How Much to Feed Goldfish
The basic rule of thumb for small aquarium fish is sizing up their food portion by the size of their eyes.
A goldfish eats approximately the same amount of fish food that equals the size of a goldfish’s visible eyeball.
This will be eaten in two minutes’ time – no more than three minutes, tops.
If your goldfish cannot – or will not – eat the amount you feed it in under three minutes, try cutting back the portion to avoid overfeeding.
Overfeeding a goldfish is pretty easy to do. And though you might not think it’s a big deal, it actually is.
Overfeeding results in your fish tank becoming overrun with rotten fish food that produces extra ammonia, which is toxic for goldfish.
If you see your goldfish doesn’t everything you feed him, remove the excess immediately.
How Long Can Goldfish Go Without Food?
Goldfish can go for between 8 days and 2 weeks without food.
This isn’t a great way to treat for your fish, but if for some reason he goes without food for a day or two, he’ll be okay.
It’s also important to remember that it’s better to underfeed him occasionally than overfeed him.
Homemade Goldfish Food
If you’d like to try your hand at making your own gel goldfish food, you can find some DIY recipes online. My favorite is this one.

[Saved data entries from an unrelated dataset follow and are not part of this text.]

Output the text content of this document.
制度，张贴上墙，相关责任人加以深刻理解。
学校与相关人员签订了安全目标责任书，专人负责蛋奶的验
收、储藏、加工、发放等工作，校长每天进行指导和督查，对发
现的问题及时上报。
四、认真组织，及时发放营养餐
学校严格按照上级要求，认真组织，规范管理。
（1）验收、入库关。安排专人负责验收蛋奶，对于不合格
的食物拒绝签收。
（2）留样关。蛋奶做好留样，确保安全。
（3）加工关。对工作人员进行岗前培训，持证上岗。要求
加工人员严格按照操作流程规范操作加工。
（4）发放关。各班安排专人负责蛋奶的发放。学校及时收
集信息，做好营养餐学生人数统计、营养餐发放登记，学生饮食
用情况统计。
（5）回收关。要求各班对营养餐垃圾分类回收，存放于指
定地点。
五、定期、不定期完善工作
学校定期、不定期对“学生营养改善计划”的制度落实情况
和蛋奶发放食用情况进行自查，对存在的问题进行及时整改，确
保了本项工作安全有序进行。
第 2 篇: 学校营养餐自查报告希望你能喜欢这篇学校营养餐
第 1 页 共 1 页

- 4 packs unflavored gelatin
- 2 cups water
- 1 tsp paprika
- 1/4 cup parsley
- 1/2 cup peas
- 1 small carrot
- 1 yellow pepper
- 1 zucchini
- 1/4 butternut squash
- 1 small trout – or 2 mackerel or sardines
- Steam the vegetables until soft, removing any shells, stems, and seeds before mashing them together.
- Mash together the vegetables, paprika, parsley, and fish together in your blender.
- Mix the gelatin into the water and stir until completely blended in.
- Stir into the vegetable mix and then place in a shallow tray.
- Once the gel has set, cut the mix into squares.
- Cut into smaller pieces before feeding your fish.
- Place extra pieces into refrigerator for later.